Monday, October 1, 2007

Wine Tonight:: A Visit to Zen Bareru

Tonight on this edition of Wine Tonight, we’re featuring the newest and perhaps hottest celebrity in the world of wine, Yuji Chibikawa, proprietor of Zen Bareru in California’s fashionable Napa Valley.

From the outside, Zen Bareru looks just like any other wine bar, albeit a sleek, contemporary one, de rigeur for the Napa Valley. Then what’s so special about it?

The diminutive Chibikawa-san doesn’t serve wines per se to his patrons, he serves barrel samples.

That’s right: barrel samples.

For the uninitiated, before wine is bottled and readied for sale, it spends time in large oak barrels undergoing fermentation and other processes that transform it from grapes to the fabulous beverage that’s everyday becoming more and more popular in America.

There’s a multitude of choices facing a winemaker when it comes to fashioning the final product that appears in the bottle you take from the shelves at your local wine shop: Should the wine spend time in stainless steel tanks, or should it go into oak? If oak, new oak or aged oak? American oak? French oak? If steel tanks, new tanks or rusty ones? Should the wine undergo malolactic fermentation or not?
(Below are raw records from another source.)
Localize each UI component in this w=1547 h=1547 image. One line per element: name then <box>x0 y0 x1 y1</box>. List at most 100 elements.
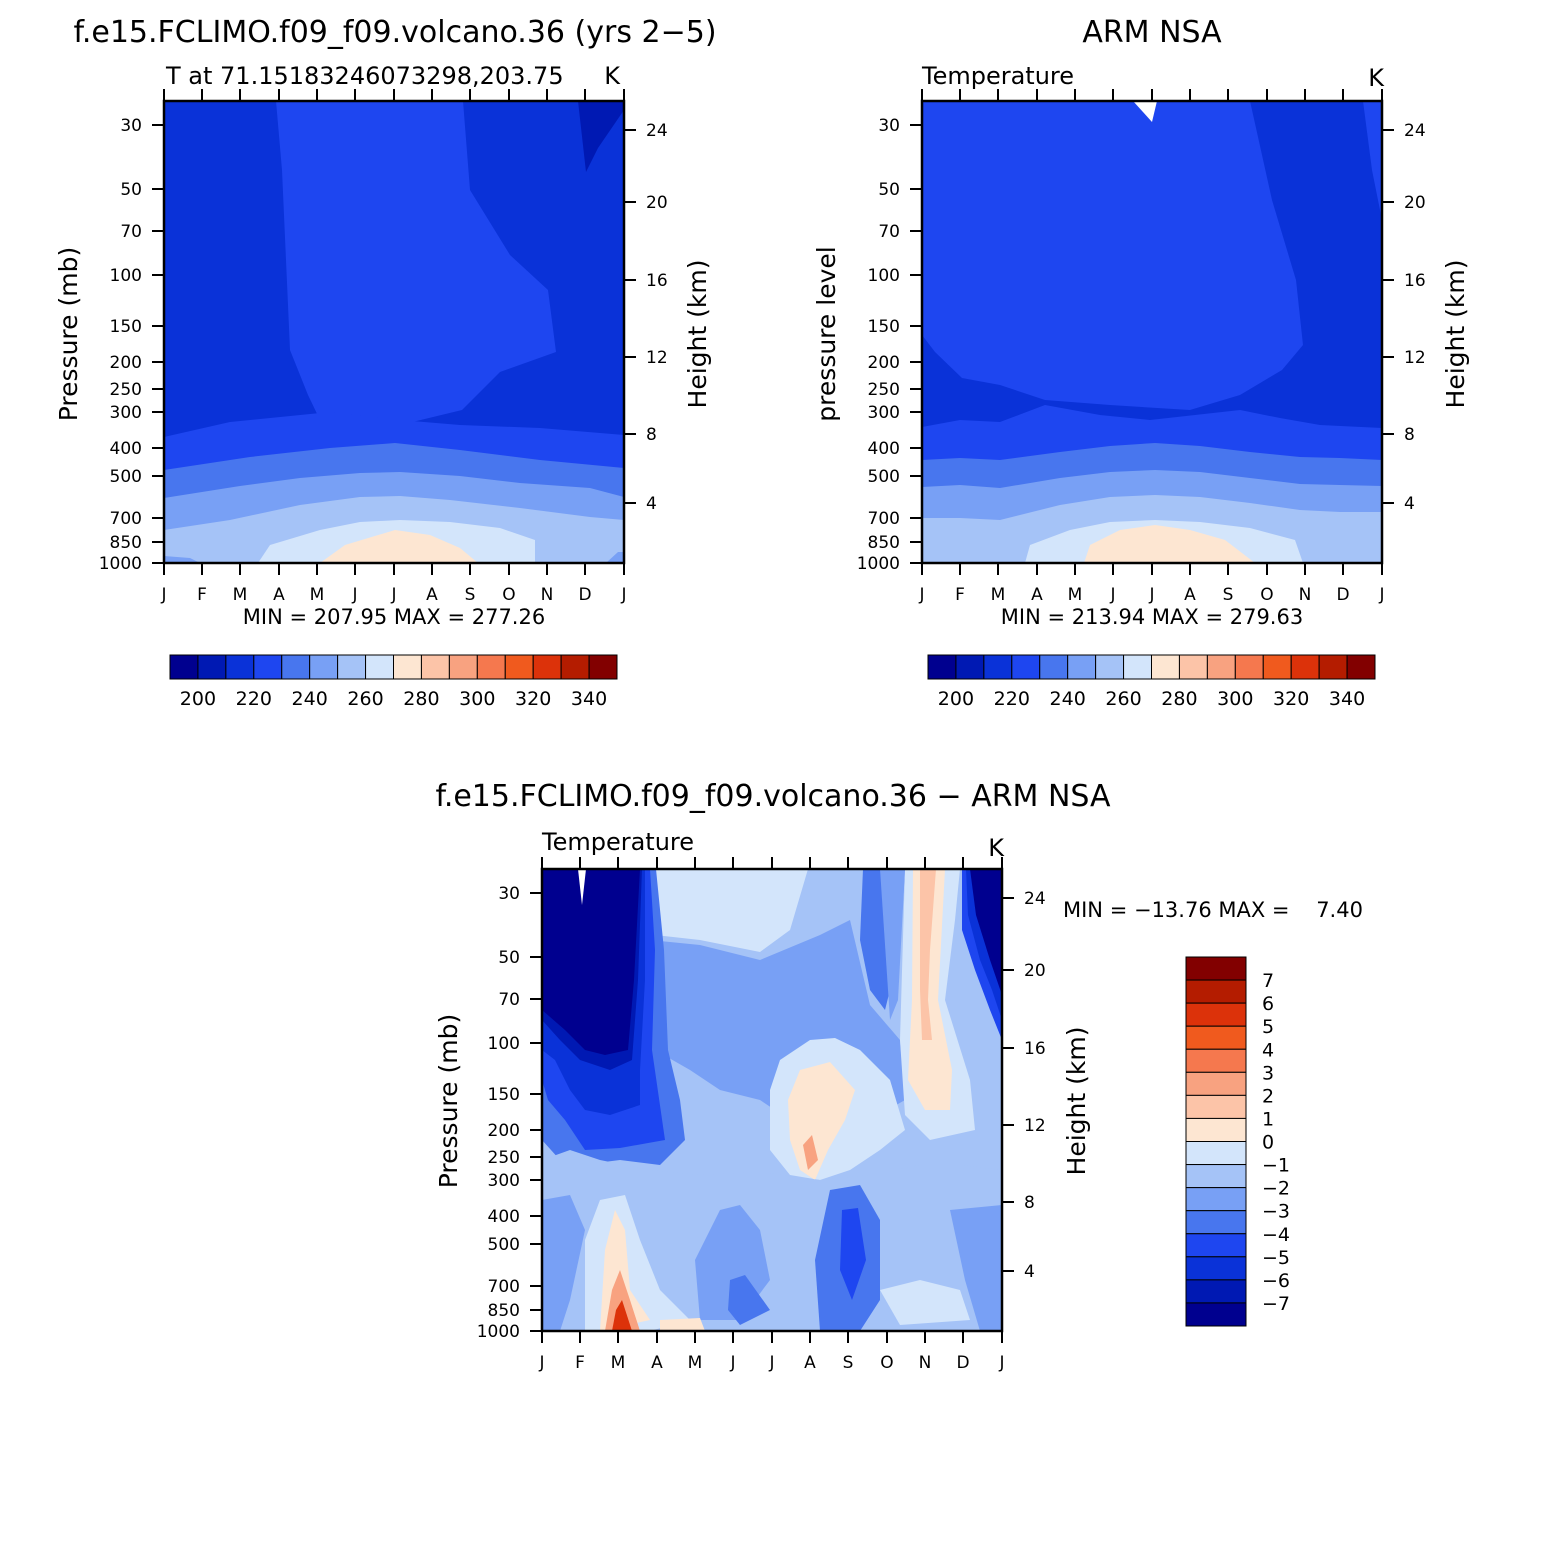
panel-obs: ARM NSA Temperature K J F M A M <box>812 15 1470 710</box>
x-tick-label: F <box>955 585 965 605</box>
y-tick-label: 250 <box>488 1148 520 1168</box>
colorbar-swatch <box>1185 1141 1247 1166</box>
y-tick-label: 250 <box>110 380 142 400</box>
colorbar-swatch <box>1185 979 1247 1004</box>
colorbar-tick-label: 260 <box>347 688 383 710</box>
colorbar-tick-label: −4 <box>1262 1224 1290 1246</box>
x-tick-label: F <box>575 1353 585 1373</box>
panel-obs-ticks <box>910 89 1394 575</box>
colorbar-swatch <box>1185 1210 1247 1235</box>
colorbar-tick-label: 200 <box>938 688 974 710</box>
colorbar-tick-label: 220 <box>994 688 1030 710</box>
y-tick-label: 700 <box>488 1277 520 1297</box>
x-tick-label: J <box>351 585 357 605</box>
y-tick-label: 400 <box>488 1207 520 1227</box>
colorbar-swatch <box>1185 1233 1247 1258</box>
panel-difference-height-axis-label: Height (km) <box>1062 1027 1091 1176</box>
height-tick-label: 4 <box>1404 494 1415 514</box>
height-tick-label: 4 <box>1024 1262 1035 1282</box>
panel-model-left-string: T at 71.15183246073298,203.75 <box>165 62 564 90</box>
height-tick-label: 4 <box>646 494 657 514</box>
colorbar-tick-label: 200 <box>180 688 216 710</box>
y-tick-label: 250 <box>868 380 900 400</box>
x-tick-label: J <box>390 585 396 605</box>
colorbar-swatch <box>1290 654 1320 680</box>
x-tick-label: A <box>1184 585 1196 605</box>
colorbar-tick-label: 4 <box>1262 1039 1274 1061</box>
colorbar-swatch <box>1067 654 1097 680</box>
colorbar-swatch <box>1185 1302 1247 1327</box>
y-tick-label: 1000 <box>477 1322 520 1342</box>
colorbar-swatch <box>169 654 199 680</box>
colorbar-tick-label: 280 <box>403 688 439 710</box>
panel-difference-ticks <box>530 857 1014 1343</box>
x-tick-label: N <box>1299 585 1312 605</box>
y-tick-label: 30 <box>120 116 142 136</box>
x-tick-label: J <box>998 1353 1004 1373</box>
panel-obs-min-max: MIN = 213.94 MAX = 279.63 <box>1001 605 1303 629</box>
height-tick-label: 12 <box>646 348 668 368</box>
colorbar-swatch <box>1178 654 1208 680</box>
colorbar-swatch <box>1185 1117 1247 1142</box>
panel-difference: f.e15.FCLIMO.f09_f09.volcano.36 − ARM NS… <box>434 779 1363 1373</box>
colorbar-tick-label: 240 <box>292 688 328 710</box>
colorbar-tick-label: 300 <box>459 688 495 710</box>
colorbar-swatch <box>309 654 339 680</box>
y-tick-label: 1000 <box>99 554 142 574</box>
colorbar-swatch <box>1262 654 1292 680</box>
colorbar-swatch <box>1318 654 1348 680</box>
panel-model-title: f.e15.FCLIMO.f09_f09.volcano.36 (yrs 2−5… <box>73 15 716 50</box>
height-tick-label: 8 <box>646 425 657 445</box>
colorbar-swatch <box>1185 1094 1247 1119</box>
colorbar-tick-label: 340 <box>571 688 607 710</box>
colorbar-swatch <box>225 654 255 680</box>
y-tick-label: 100 <box>110 266 142 286</box>
colorbar-swatch <box>1185 1002 1247 1027</box>
height-tick-label: 8 <box>1404 425 1415 445</box>
y-tick-label: 50 <box>498 948 520 968</box>
x-tick-label: J <box>1148 585 1154 605</box>
panel-obs-y-axis-label: pressure level <box>812 246 841 421</box>
colorbar-tick-label: 0 <box>1262 1132 1274 1154</box>
panel-model-height-tick-labels: 24 20 16 12 8 4 <box>646 121 668 514</box>
panel-difference-units: K <box>988 834 1005 862</box>
y-tick-label: 70 <box>878 222 900 242</box>
colorbar-swatch <box>1185 1279 1247 1304</box>
panel-difference-contour-field <box>542 869 1002 1331</box>
colorbar-swatch <box>1095 654 1125 680</box>
x-tick-label: J <box>729 1353 735 1373</box>
panel-model-units: K <box>604 62 621 90</box>
colorbar-swatch <box>476 654 506 680</box>
y-tick-label: 100 <box>868 266 900 286</box>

We don’t have time to cover what all these terms mean and frankly our audience could care less anyway, so let’s cut to the chase. Why barrel samples and not the finished product from the bottle? We asked the polite and gracious Chibikawa this question, and more.

WT: Why barrel samples? Why not wine?

YC: Why sushi or sashimi and not cooked fish or shellfish? You don’t have to cook a fish to appreciate it and in fact the raw version captures the essence of the flavors so much better, I think. You don’t have to “cook” a wine to appreciate it, either.

WT: And your patrons enjoy that?

YC: Standing room only every night, and we are turning people away at the door. These are all samples rated in the 90-point range by either Robert Parker or the Wine Spectator.

WT: What is your most popular wine – er, I mean barrel sample? Sorry, I can’t get used to referring to it that way.

YC: What most patrons do, since they are filthy rich or else have to act like they are, is to simply go the omakase route.

WT: Omakase?

YC: Yes, similar to the way it is handled in sushi bars; it translates to “put yourself in the hands of the chef.” In other words, they trust me to pick and choose what will be the best experience for them.

WT: Which is?

YC: Which is normally a selection of 6 or 7 one-ounce portions of barrel samples starting with the lighter white wines and progressing to the big, full-bodied reds. Some people opt for a smaller selection, or tell me they prefer whites or reds, but some heavy hitters want the whole tour- 14 or 15 courses. And some patrons want only pinot noir. I am happy to oblige.

WT: Presentation is everything, I’m told. And you’re a master at that.

YC: We make it a point to put on a show of drawing out the samples from the barrel and using custom-made Riedel stemless crystal specially designed for this type of tasting. It’s artfully presented to the patron, arranged soothingly on a platter to be consumed right to left. Japanese-style, you know.

WT: Right to left..

YC: Yes, just like reading or writing in Japanese. It is done right to left, not left to right. If we see someone begin to consume the barrel sample on the left first, all of the barrel sample “chefs” will loudly point it out, ridiculing him and causing him to lose face in front of the entire room.

WT: Must be kind of embarrassing to the patron, no doubt.

YC: They learn quickly. As atonement, they have to stand up, bow, and ask us to please kill them.

WT: What’s the tariff for the barrel samples?

YC: These samples are of the highest, freshest quality. We do everything first class. Each sample may cost anywhere from $15 to $250. An omakase can run up to $3,000 or more.

WT: Yowie. But I guess that’s no different than many a sushi bar these days.

YC: Most people are afraid to even ask about price. And what price true quality? We offer something unique, wouldn’t you say?

WT: I would say. Yes, indeed. Last question, Yuji. What happens to the barrel samples that are left over?

YC: Left over? (shakes his head). No such thing.

WT: Thank you Chibikawa-san for a most instructive time!

YC: You are most welcome.

WT: And there you have tonight’s edition of Wine Tonight. From Zen Bareru in the Napa Valley, we’re signing off. See you tomorrow!